One more thread runs through all of this: much of Version 3 was developed in collaboration with Claude (Anthropic’s Claude Code). You can see it in the commit history — the systematic, traceable changes that hardened compiled mode, ironed out the platform-specific build problems compiled mode exposed, stood up the cloud-compile backend, scaffolded the new Node package, and wired up automatic cross-repo release propagation.

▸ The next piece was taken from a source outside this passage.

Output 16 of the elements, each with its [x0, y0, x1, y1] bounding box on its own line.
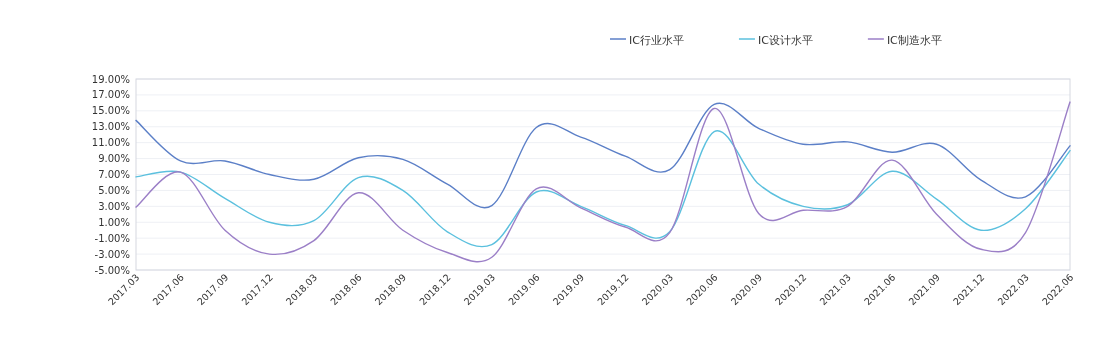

There’s a deeper point here other than convenience. NLP++ is glass-box AI — rule-based, inspectable, explainable, and deterministic: identical input yields identical output, every time, with rules a human can audit. That’s exactly what statistical and probabilistic models can’t guarantee, and it’s why deterministic NLP is the right fit for critical-path systems — the places where “usually correct” isn’t good enough and you need to be able to prove why a decision was made.

So the symmetry is striking: a large language model (Claude) is helping build a deterministic NLP system — one that can go where statistical systems like LLMs can’t. The LLM is a development partner, not the runtime. It helps create the tools that itself cannot perform reliably; the tools themselves stay transparent and reproducible.

Help is now built in — and Claude can write your first analyzer

The thing that kept most people out of NLP++ was never the engine. It was the blank editor. If you weren’t already fluent in the language, “write a rule-based analyzer” felt like a wall — and so people reached for an LLM and stopped there, settling for output they couldn’t inspect or reproduce.

Version 3’s tooling knocks that wall down. The VS Code extension now ships a built-in Help view — quick-start, compiling, regression testing, and a full NLP++ reference, a click away in the sidebar instead of buried on a website. But the part that changes who can use NLP++ is the new LLM Prompts.

These are ready-to-paste prompts for Claude, generated on the spot with your machine’s actual paths filled in — where the engine lives, where the example and template analyzers are, where the language and utility libraries sit. That context is the whole trick: Claude doesn’t have to guess how NLP++ works, because the prompt points it straight at working analyzers to learn from.

Two of them matter most:

  • Build an analyzer from scratch. One click drops a prompt that tells Claude to study the bundled example analyzers, then build a working prototype for whatever you describe — and to first gather real text files from the internet to run it against. You go from an idea to a runnable, inspectable analyzer without having written a line of NLP++ yourself.
  • Harden an existing analyzer. Another prompt has Claude pull in more real-world text, run it through your analyzer, and use the results to tighten the rules — feeding straight into the new golden-file regression tester so you can lock the behavior down. Real inputs, found automatically, turned into a test suite.

Notice what didn’t change: the artifact Claude produces is still plain, deterministic, glass-box NLP++ — rules you can read, version, compile, and run the same way every time. The LLM gets you off the blank page and helps you stress-test against the messy real world, but it’s a development partner, not the runtime. You end up fluent in NLP++ faster, and with code you actually own.

Try it

Version 3 is the release where NLP++ became a compilable, cloud-buildable, pip-and-npm-installable engine — without giving up the thing that makes it special: you can always read the rules.